Step-by-step explanation:

The angle at vertex A in the given triangle with side lengths of 48 cm, 35 cm can be calculated using the Law of Cosines. Applying this law, specifically the formula cos(A) =
`(b^2 + c^2 - a^2)`/ (2bc), where 'a', 'b', and 'c' represent the lengths of the sides opposite to angles A, B, and C, respectively. In this case, 'a' is unknown (angle at A), 'b' is 48 cm, and 'c' is 35 cm. After substituting the values into the formula, we can solve for the cosine of angle A and then find the angle by taking the inverse cosine.

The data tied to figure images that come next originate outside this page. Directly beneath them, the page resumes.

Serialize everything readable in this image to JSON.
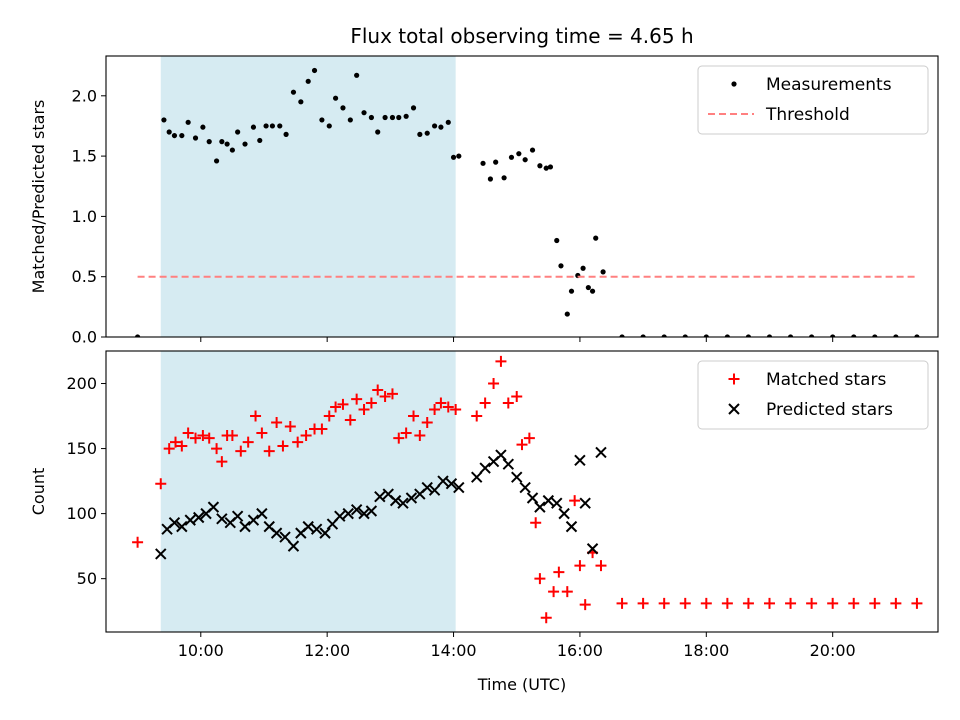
{
  "chart_data": [
    {
      "type": "scatter",
      "title": "Flux total observing time = 4.65 h",
      "xlabel": "",
      "ylabel": "Matched/Predicted stars",
      "xlim": [
        "08:30",
        "21:40"
      ],
      "ylim": [
        0,
        2.33
      ],
      "yticks": [
        0.0,
        0.5,
        1.0,
        1.5,
        2.0
      ],
      "ytick_labels": [
        "0.0",
        "0.5",
        "1.0",
        "1.5",
        "2.0"
      ],
      "xticks": [
        "10:00",
        "12:00",
        "14:00",
        "16:00",
        "18:00",
        "20:00"
      ],
      "shaded_region": {
        "x": [
          "09:22",
          "14:02"
        ],
        "color": "#add8e6"
      },
      "legend_position": "top-right",
      "legend": [
        "Measurements",
        "Threshold"
      ],
      "series": [
        {
          "name": "Measurements",
          "marker": "dot",
          "color": "#000000",
          "x": [
            "09:00",
            "09:25",
            "09:30",
            "09:35",
            "09:42",
            "09:48",
            "09:55",
            "10:02",
            "10:08",
            "10:15",
            "10:20",
            "10:25",
            "10:30",
            "10:35",
            "10:42",
            "10:50",
            "10:56",
            "11:02",
            "11:08",
            "11:15",
            "11:21",
            "11:28",
            "11:35",
            "11:42",
            "11:48",
            "11:55",
            "12:02",
            "12:08",
            "12:15",
            "12:22",
            "12:28",
            "12:35",
            "12:42",
            "12:48",
            "12:55",
            "13:02",
            "13:08",
            "13:15",
            "13:22",
            "13:28",
            "13:35",
            "13:42",
            "13:48",
            "13:55",
            "14:00",
            "14:05",
            "14:28",
            "14:35",
            "14:40",
            "14:48",
            "14:55",
            "15:02",
            "15:08",
            "15:15",
            "15:22",
            "15:28",
            "15:32",
            "15:38",
            "15:42",
            "15:48",
            "15:52",
            "15:58",
            "16:03",
            "16:08",
            "16:12",
            "16:15",
            "16:22",
            "16:40",
            "17:00",
            "17:20",
            "17:40",
            "18:00",
            "18:20",
            "18:40",
            "19:00",
            "19:20",
            "19:40",
            "20:00",
            "20:20",
            "20:40",
            "21:00",
            "21:20"
          ],
          "y": [
            0.0,
            1.8,
            1.7,
            1.67,
            1.67,
            1.78,
            1.65,
            1.74,
            1.62,
            1.46,
            1.62,
            1.6,
            1.55,
            1.7,
            1.6,
            1.74,
            1.63,
            1.75,
            1.75,
            1.75,
            1.68,
            2.03,
            1.95,
            2.12,
            2.21,
            1.8,
            1.75,
            1.98,
            1.9,
            1.8,
            2.17,
            1.86,
            1.82,
            1.7,
            1.82,
            1.82,
            1.82,
            1.83,
            1.9,
            1.68,
            1.69,
            1.75,
            1.74,
            1.78,
            1.49,
            1.5,
            1.44,
            1.31,
            1.45,
            1.32,
            1.49,
            1.52,
            1.47,
            1.55,
            1.42,
            1.4,
            1.41,
            0.8,
            0.59,
            0.19,
            0.38,
            0.51,
            0.57,
            0.41,
            0.38,
            0.82,
            0.54,
            0.0,
            0.0,
            0.0,
            0.0,
            0.0,
            0.0,
            0.0,
            0.0,
            0.0,
            0.0,
            0.0,
            0.0,
            0.0,
            0.0,
            0.0
          ]
        },
        {
          "name": "Threshold",
          "style": "dashed",
          "color": "#ff8080",
          "x": [
            "09:00",
            "21:20"
          ],
          "y": [
            0.5,
            0.5
          ]
        }
      ]
    },
    {
      "type": "scatter",
      "title": "",
      "xlabel": "Time (UTC)",
      "ylabel": "Count",
      "xlim": [
        "08:30",
        "21:40"
      ],
      "ylim": [
        9,
        225
      ],
      "yticks": [
        50,
        100,
        150,
        200
      ],
      "ytick_labels": [
        "50",
        "100",
        "150",
        "200"
      ],
      "xticks": [
        "10:00",
        "12:00",
        "14:00",
        "16:00",
        "18:00",
        "20:00"
      ],
      "xtick_labels": [
        "10:00",
        "12:00",
        "14:00",
        "16:00",
        "18:00",
        "20:00"
      ],
      "shaded_region": {
        "x": [
          "09:22",
          "14:02"
        ],
        "color": "#add8e6"
      },
      "legend_position": "top-right",
      "legend": [
        "Matched stars",
        "Predicted stars"
      ],
      "series": [
        {
          "name": "Matched stars",
          "marker": "plus",
          "color": "#ff0000",
          "x": [
            "09:00",
            "09:22",
            "09:30",
            "09:36",
            "09:42",
            "09:48",
            "09:55",
            "10:02",
            "10:08",
            "10:15",
            "10:20",
            "10:25",
            "10:30",
            "10:38",
            "10:45",
            "10:52",
            "10:58",
            "11:05",
            "11:12",
            "11:18",
            "11:25",
            "11:32",
            "11:40",
            "11:48",
            "11:55",
            "12:02",
            "12:08",
            "12:15",
            "12:22",
            "12:28",
            "12:35",
            "12:42",
            "12:48",
            "12:55",
            "13:02",
            "13:08",
            "13:15",
            "13:22",
            "13:28",
            "13:35",
            "13:42",
            "13:48",
            "13:55",
            "14:02",
            "14:22",
            "14:30",
            "14:38",
            "14:45",
            "14:52",
            "15:00",
            "15:05",
            "15:12",
            "15:18",
            "15:22",
            "15:28",
            "15:35",
            "15:40",
            "15:48",
            "15:55",
            "16:00",
            "16:05",
            "16:12",
            "16:20",
            "16:40",
            "17:00",
            "17:20",
            "17:40",
            "18:00",
            "18:20",
            "18:40",
            "19:00",
            "19:20",
            "19:40",
            "20:00",
            "20:20",
            "20:40",
            "21:00",
            "21:20"
          ],
          "y": [
            78,
            123,
            150,
            155,
            152,
            162,
            158,
            160,
            158,
            150,
            140,
            160,
            160,
            148,
            155,
            175,
            162,
            148,
            170,
            152,
            167,
            155,
            160,
            165,
            165,
            175,
            182,
            184,
            172,
            188,
            180,
            185,
            195,
            190,
            192,
            158,
            162,
            175,
            160,
            170,
            180,
            185,
            182,
            180,
            175,
            185,
            200,
            217,
            185,
            190,
            153,
            158,
            93,
            50,
            20,
            40,
            55,
            40,
            110,
            60,
            30,
            70,
            60,
            31,
            31,
            31,
            31,
            31,
            31,
            31,
            31,
            31,
            31,
            31,
            31,
            31,
            31,
            31
          ]
        },
        {
          "name": "Predicted stars",
          "marker": "x",
          "color": "#000000",
          "x": [
            "09:22",
            "09:28",
            "09:35",
            "09:42",
            "09:50",
            "09:58",
            "10:05",
            "10:12",
            "10:20",
            "10:28",
            "10:35",
            "10:42",
            "10:50",
            "10:58",
            "11:05",
            "11:12",
            "11:20",
            "11:28",
            "11:35",
            "11:42",
            "11:50",
            "11:58",
            "12:05",
            "12:12",
            "12:20",
            "12:28",
            "12:35",
            "12:42",
            "12:50",
            "12:58",
            "13:05",
            "13:12",
            "13:20",
            "13:28",
            "13:35",
            "13:42",
            "13:50",
            "13:58",
            "14:05",
            "14:22",
            "14:30",
            "14:38",
            "14:45",
            "14:52",
            "15:00",
            "15:08",
            "15:15",
            "15:22",
            "15:30",
            "15:38",
            "15:45",
            "15:52",
            "16:00",
            "16:05",
            "16:12",
            "16:20"
          ],
          "y": [
            69,
            88,
            93,
            90,
            95,
            97,
            100,
            105,
            96,
            93,
            98,
            90,
            95,
            100,
            90,
            85,
            82,
            75,
            85,
            90,
            88,
            85,
            92,
            98,
            100,
            103,
            100,
            102,
            113,
            115,
            110,
            108,
            112,
            115,
            120,
            118,
            125,
            123,
            120,
            128,
            135,
            140,
            145,
            138,
            128,
            120,
            112,
            105,
            110,
            108,
            100,
            90,
            141,
            108,
            73,
            147
          ]
        }
      ]
    }
  ]
}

Therefore, angle A ≈ 72.18 degrees.

By utilizing the Law of Cosines, specifically the equation to find the cosine of angle A using the given side lengths of the triangle, we derive the measure of angle A to be approximately 72.18 degrees. This mathematical approach provides a precise calculation of the angle based on the provided side lengths, confirming the angle at vertex A in the triangle.